Data Flow Lineage Trace in General
A lineage trace will always have a point of origin, and also has a Type or direction. For the Data Flow lineage tab,
there are a number of common features and tools available when visualizing a lineage trace. Reporting on lineage will bring you to the Lineage Trace Page.
First, though, you must choose to see the Diagram or the End Object (list view), by clicking the tabs on the left.
Data Flow Options
Many options are available in the menus of a data flow lineage report.
Control flow is lineage that traces from an object used as part of a selection WHERE clause or similar structure that impacts what data is moved but is not itself directly moved to the target. There are two types of control flow:
- Column control flow where the control flow directly impacts values of column (e.g., lookup)
- Row control flow where the control flow does not directly impact values of columns (e.g., filters).
It is easy to imagine a common scenario where you trace data impact and your impact trace affects a commonly used (in terms of joins and WHERE clauses) dimension, e.g., the time dimension in the warehouse, mart or otherwise. Just about every report will be using that dimension in some way, and thus the impact lineage is basically everything. In this case the diagram size quickly grows out of the capability of your browser to present the lineage let alone navigate and analyze it.
For this and other similar reasons, the same menu as above includes options to limit the lineage.
Talend Data Catalog may be used as an active data catalog, providing:
Control Lineage Option | Description | Delay in Presentation |
None | No control flow data impacts are traced | None |
Limited | Limited control flow data impacts are traced | Maybe slow |
Complete | All control flow data impacts are traced | Likely slow |
Steps
- Begin a lineage trace.
- In Data Flow Settings, you may:
- Click Data Flow Settings >Control Flow/None to hide any object which are only connected via control flow and not show any control flow links.
- Click Data Flow Settings >Control Flow/Limited to show any objects which are directly connected to the origin object via control flow and show those control flow links.
- Click Data Flow Settings >Control Flow/Complete to show any objects which are connected via control flow to the origin object and any subsequent objects and show those control flow links.
- Once control flow display is enabled, then go to the lineage Diagram and click on target elements and the control flow that the target depends upon will appear.
- Trace data flow lineage.
- Click Data Impact in the Type pull-down in the upper right.
Example
Search for the Dimensional DW.dbo.Customer table and open it.
Go to the Data Flow tab and ensure that the Type is Data Lineage and the View is Diagram.
There is a red “pin” in the diagram, showing the point of origin, from which lineage is presented.

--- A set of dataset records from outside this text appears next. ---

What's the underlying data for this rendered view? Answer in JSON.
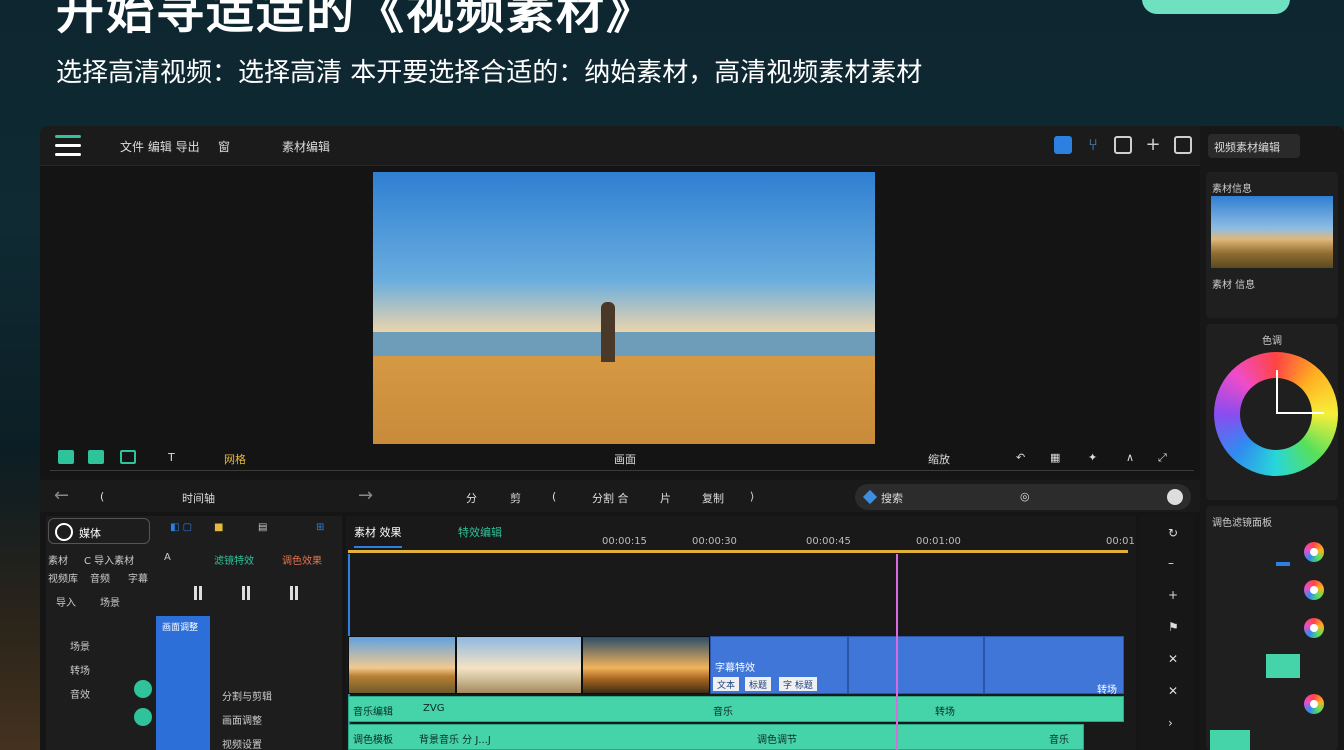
{
  "hero": {
    "headline": "开始寻适适的《视频素材》",
    "subline": "选择高清视频：选择高清 本开要选择合适的：纳始素材，高清视频素材素材"
  },
  "app": {
    "topbar": {
      "menu_1": "文件 编辑 导出",
      "menu_2": "窗",
      "menu_3": "素材编辑"
    },
    "toolbar": {
      "text_tool": "T",
      "grid_tool": "网格",
      "center_label": "画面",
      "right_label": "缩放"
    },
    "nav": {
      "label_1": "(",
      "label_2": "时间轴",
      "label_3": "分",
      "label_4": "剪",
      "label_5": "(",
      "label_6": "分割 合",
      "label_7": "片",
      "label_8": "复制",
      "search_label": "搜索"
    },
    "left_panel": {
      "chip_label": "媒体",
      "row1": [
        "素材",
        "C 导入素材",
        "A",
        "滤镜特效",
        "调色效果"
      ],
      "row2": [
        "视频库",
        "音频",
        "字幕"
      ],
      "row3": [
        "导入",
        "场景"
      ],
      "blue_label": "画面调整",
      "list_left": [
        "场景",
        "转场",
        "音效"
      ],
      "list_right": [
        "分割与剪辑",
        "画面调整",
        "视频设置"
      ]
    },
    "timeline": {
      "tab_1": "素材 效果",
      "tab_2": "特效编辑",
      "marks": [
        "00:00:15",
        "00:00:30",
        "00:00:45",
        "00:01:00",
        "00:01"
      ],
      "blue_label": "字幕特效",
      "chips": [
        "文本",
        "标题",
        "字 标题"
      ],
      "blue_end": "转场",
      "teal_1": [
        "音乐编辑",
        "ZVG",
        "音乐",
        "转场"
      ],
      "teal_2": [
        "调色模板",
        "背景音乐 分 J...J",
        "调色调节",
        "音乐"
      ]
    },
    "right_panel": {
      "button": "视频素材编辑",
      "card1_title": "素材信息",
      "card1_meta": "素材 信息",
      "card2_title": "色调",
      "card3_title": "调色滤镜面板"
    }
  }
}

In this case, the Customer table.
Finally, ensure that the Display Options are all unchecked, and Data Flow Settings are None and the Lineage Filters are all No:
End Objects gives:
Return to the Diagram view and select Dimensional DW.dbo.Customer.CustomerID and expand the Details at the right.

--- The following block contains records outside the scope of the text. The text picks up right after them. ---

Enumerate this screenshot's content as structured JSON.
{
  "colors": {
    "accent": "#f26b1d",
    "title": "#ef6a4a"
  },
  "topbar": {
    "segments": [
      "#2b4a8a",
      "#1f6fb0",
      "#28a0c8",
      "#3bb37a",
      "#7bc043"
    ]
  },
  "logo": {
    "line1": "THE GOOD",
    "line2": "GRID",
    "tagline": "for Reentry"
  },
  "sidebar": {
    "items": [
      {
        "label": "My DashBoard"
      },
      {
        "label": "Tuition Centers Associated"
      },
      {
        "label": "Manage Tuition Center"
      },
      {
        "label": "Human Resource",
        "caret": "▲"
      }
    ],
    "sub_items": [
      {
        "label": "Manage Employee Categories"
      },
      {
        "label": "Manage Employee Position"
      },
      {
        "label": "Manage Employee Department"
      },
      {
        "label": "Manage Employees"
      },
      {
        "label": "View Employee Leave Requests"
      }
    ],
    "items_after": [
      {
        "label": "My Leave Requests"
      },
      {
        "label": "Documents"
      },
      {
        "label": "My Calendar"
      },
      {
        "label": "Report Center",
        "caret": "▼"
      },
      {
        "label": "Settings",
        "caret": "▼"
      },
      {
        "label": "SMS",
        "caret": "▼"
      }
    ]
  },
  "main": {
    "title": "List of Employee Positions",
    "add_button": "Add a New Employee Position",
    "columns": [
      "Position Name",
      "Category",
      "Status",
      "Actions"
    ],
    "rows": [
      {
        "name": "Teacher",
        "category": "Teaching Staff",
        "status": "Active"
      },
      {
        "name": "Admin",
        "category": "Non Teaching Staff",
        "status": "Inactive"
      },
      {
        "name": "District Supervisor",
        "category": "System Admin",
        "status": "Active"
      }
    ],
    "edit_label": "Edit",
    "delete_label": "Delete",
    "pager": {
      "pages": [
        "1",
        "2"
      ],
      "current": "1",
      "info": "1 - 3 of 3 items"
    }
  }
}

At this time, the diagram does not contain any control lineage artifacts, as we specified.
Now, update the Data Flow Settings with Control Flow as Limited:
Many new objects, which are not directly connected by data flow links now appear. Selecting Data Flow Settings >Control Flow > Limited shows any objects which are directly connected to the origin object via control flow.
One must click on an object to see the control lineage.
Now, expand Customer and again click the Dimensional DW.dbo.Customer.CustomerID column.
And we see control lineage as different (dashed) lines.
Now, update the Data Flow settings with Control Flow as Complete:
Even more objects are now shown in the lineage diagram but are unconnected. Again, one must click on an object to see the control lineage.
Then select Show Mixed Connections from the Display Options menu.
Expand Staging DW.dbo.CustomerPayment and select PaymentID.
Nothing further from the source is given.